He was born in a noble family later called Bååt (Old Swedish for boat) originally from Småland, as son of Sune Jonsson, the lawspeaker of Tiohärad, and his first wife Cathrine Henriksdatter Glysing. Erengisle's father Sune and uncle Peter had in 1320 obtained the effectively hereditary position of chatelain of Viipuri castle in easternmost coast of Finland by purchasing it from the governor set there by the deposed king Birger of Sweden. Peter and Sune recognized the new king, Magnus IV of Sweden, and received important privileges, which effectively turned their holding of Viipuri as an independent feudal fief, the start of a veritable margraviate (see fief of Viipuri).
Erengisle possessed immense wealth in several provinces of Sweden. In Viipuri province, his patrimony included Kymenkartano manor, on which spot the later town of Kotka became erected. His chief seat was the medieval castle of Hultaboda (now Hultaby) in Näsby outside of Vetlanda. Also Flishult manor in the same district belonged to him.
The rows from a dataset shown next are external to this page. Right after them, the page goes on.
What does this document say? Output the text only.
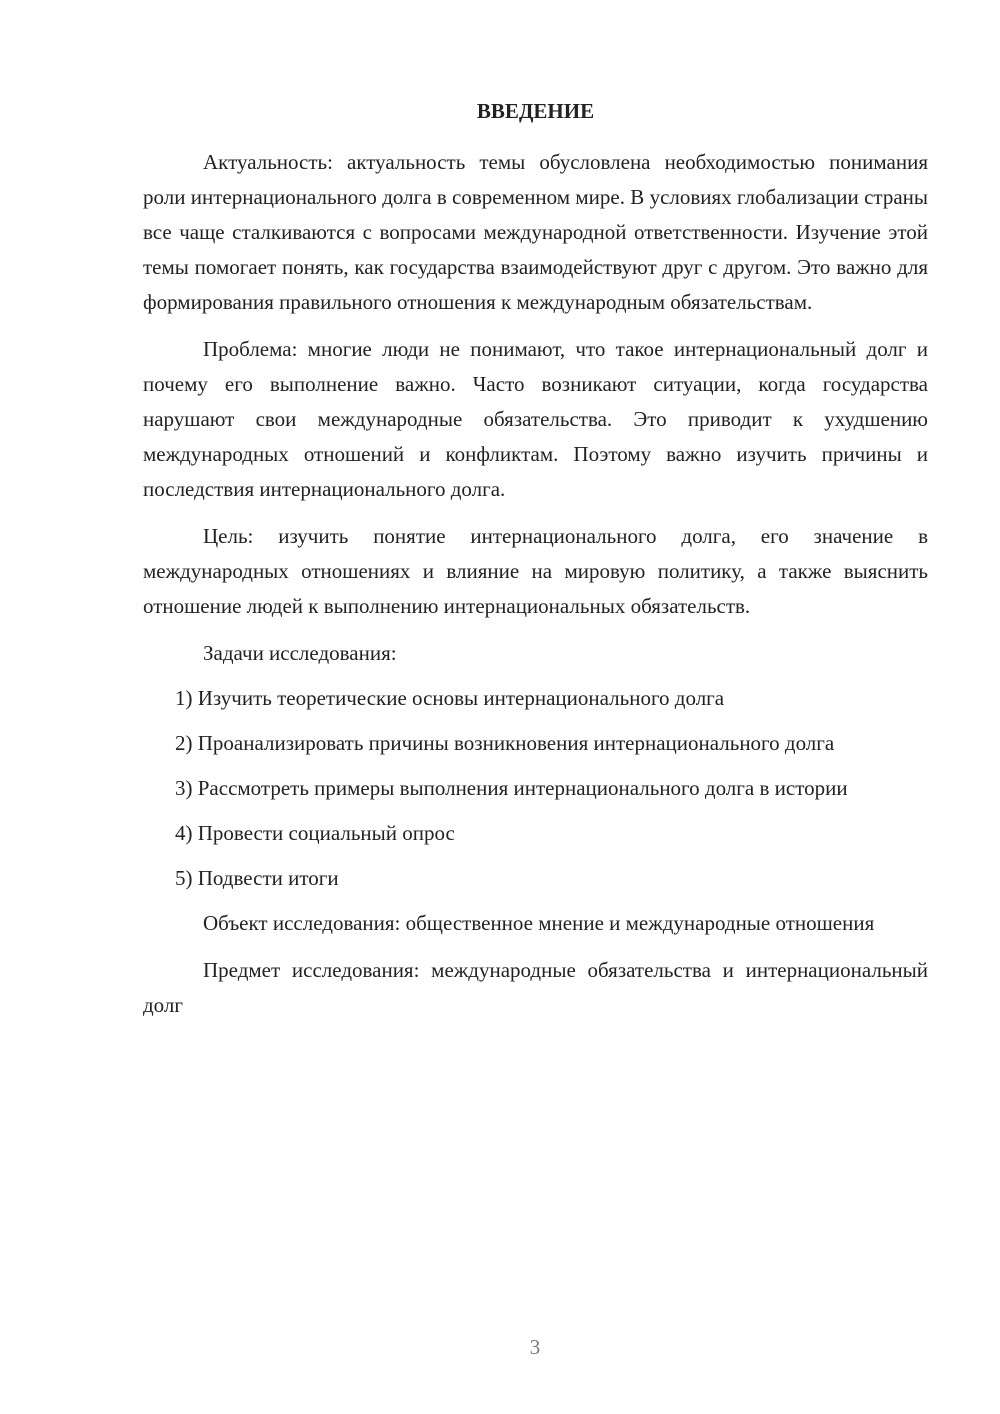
ВВЕДЕНИЕ

Актуальность: актуальность темы обусловлена необходимостью понимания роли интернационального долга в современном мире. В условиях глобализации страны все чаще сталкиваются с вопросами международной ответственности. Изучение этой темы помогает понять, как государства взаимодействуют друг с другом. Это важно для формирования правильного отношения к международным обязательствам.

Проблема: многие люди не понимают, что такое интернациональный долг и почему его выполнение важно. Часто возникают ситуации, когда государства нарушают свои международные обязательства. Это приводит к ухудшению международных отношений и конфликтам. Поэтому важно изучить причины и последствия интернационального долга.

Цель: изучить понятие интернационального долга, его значение в международных отношениях и влияние на мировую политику, а также выяснить отношение людей к выполнению интернациональных обязательств.

Задачи исследования:

1) Изучить теоретические основы интернационального долга

2) Проанализировать причины возникновения интернационального долга

3) Рассмотреть примеры выполнения интернационального долга в истории

4) Провести социальный опрос

5) Подвести итоги

Объект исследования: общественное мнение и международные отношения

Предмет исследования: международные обязательства и интернациональный долг

3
He was usually a supporter of his king, Magnus VII of Norway and Sweden, although in some instances he was in alliance with king's rivals. The king's Norwegian tasks for him led to his marriage with an unnamed daughter (possibly Agnes) of Maol Íosa, the Jarl of Orkney (including Caithness), and Earl of Strathearn. Because Maol Íosa did not have sons, families of his daughters divided or competed over his inheritance. Erengisle became the Orkney Jarl, although there is little evidence that he ever treated it as anything other than a high title, bringing him prestige over the then titleless Swedish nobility; he doesn't even seem to have ever visited his jarldom.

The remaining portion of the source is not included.